Poco tiempo después, Karólína la recibía en la casa de una amiga que estaba de vacaciones en las Canarias. María no tenía ni idea de que Baldvin y Karólína habían estudiado juntos interpretación, y muchísimo menos aún que habían tenido una relación amorosa. Nunca había visto a Karólína. María apenas conocía a algún amigo de Baldvin de sus años de la Escuela de Actores.
Karólína había encendido varas de incienso, había puesto música relajante y se había echado un viejo chal sobre los hombros. Disfrutaba de su arte, se lo había pasado muy bien poniéndose sombra de ojos, arreglándose las largas cejas, retocando las líneas de su rostro y pintándose los labios de escarlata. Había ensayado con Baldvin, quien la informó de numerosos detalles que podrían resultar útiles para su demostración de poderes psíquicos. Algunas cosas de la infancia de María, algunas otras de su convivencia con Baldvin, de su estrecha relación con su madre, y de Marcel Proust.
—Percibo que no te encuentras bien —dijo Karólína cuando las dos estaban ya sentadas y podía empezar la sesión de espiritismo. Has… has padecido mucho, has sufrido una gran pérdida.

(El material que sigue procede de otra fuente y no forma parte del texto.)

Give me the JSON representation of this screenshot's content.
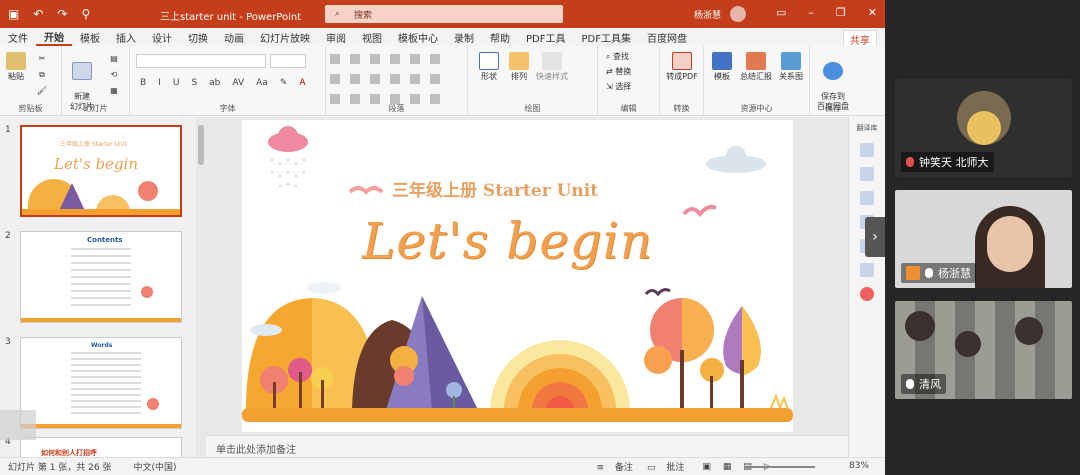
{
  "titlebar": {
    "doc_title": "三上starter unit - PowerPoint",
    "search_placeholder": "搜索",
    "user_name": "杨浙慧"
  },
  "menu": [
    "文件",
    "开始",
    "模板",
    "插入",
    "设计",
    "切换",
    "动画",
    "幻灯片放映",
    "审阅",
    "视图",
    "模板中心",
    "录制",
    "帮助",
    "PDF工具",
    "PDF工具集",
    "百度网盘"
  ],
  "share_label": "共享",
  "ribbon": {
    "groups": {
      "clipboard": "剪贴板",
      "slides": "幻灯片",
      "font": "字体",
      "paragraph": "段落",
      "drawing": "绘图",
      "editing": "编辑",
      "convert": "转换",
      "resource": "资源中心",
      "save": "保存"
    },
    "buttons": {
      "paste": "粘贴",
      "new_slide": "新建\n幻灯片",
      "shape": "形状",
      "arrange": "排列",
      "quick_style": "快速样式",
      "find": "查找",
      "replace": "替换",
      "select": "选择",
      "to_pdf": "转成PDF",
      "template": "模板",
      "report": "总结汇报",
      "relation": "关系图",
      "save_baidu": "保存到\n百度网盘"
    }
  },
  "slides": [
    {
      "num": "1",
      "subtitle": "三年级上册 Starter Unit",
      "title": "Let's begin"
    },
    {
      "num": "2",
      "title": "Contents"
    },
    {
      "num": "3",
      "title": "Words"
    },
    {
      "num": "4",
      "title": "如何和别人打招呼"
    }
  ],
  "main_slide": {
    "subtitle": "三年级上册  Starter Unit",
    "title": "Let's begin"
  },
  "notes_placeholder": "单击此处添加备注",
  "rail_label": "翻译库",
  "statusbar": {
    "slide_info": "幻灯片 第 1 张，共 26 张",
    "language": "中文(中国)",
    "notes": "备注",
    "comments": "批注",
    "zoom": "83%"
  },
  "meeting": {
    "participants": [
      {
        "name": "钟笑天 北师大"
      },
      {
        "name": "杨浙慧"
      },
      {
        "name": "清风"
      }
    ]
  },
  "colors": {
    "accent": "#c43e1c",
    "slide_orange": "#f0a050"
  }
}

—Mi madre falleció hace poco tiempo —dijo María—. Estábamos muy próximas.
—Y la echas de menos.
—Horriblemente.
Karólína se había preparado con gran profesionalidad, e incluso asistió a una sesión espiritista por primera vez en su vida. No siguió con demasiado interés lo que decía el médium, pero sí que se fijó en cómo usaba el lenguaje, en los movimientos de sus manos, de la cabeza y los ojos, y en su respiración. Estuvo dándole vueltas a si sería conveniente fingir que entraba en trance durante la visita de María, o hacer como el médium al que había visitado, quedarse sentada intuyendo y preguntando. Disponía de una buena descripción de Leonóra, aunque nunca la había visto en persona. Baldvin le había prestado una fotografía, que estudió con detenimiento.
Karólína decidió dejarse de trances cuando llegara el momento.
—Percibo una presencia poderosa —dijo.
María y Baldvin estaban en la cama la noche siguiente a la sesión espiritista, y María le contó hasta el último detalle de lo que había sucedido. Baldvin quedó en silencio un buen rato cuando María terminó su relato.
—¿No te he hablado nunca de un conocido mío de la Facultad de Medicina que se llamaba Tryggvi? —preguntó, mirando a María.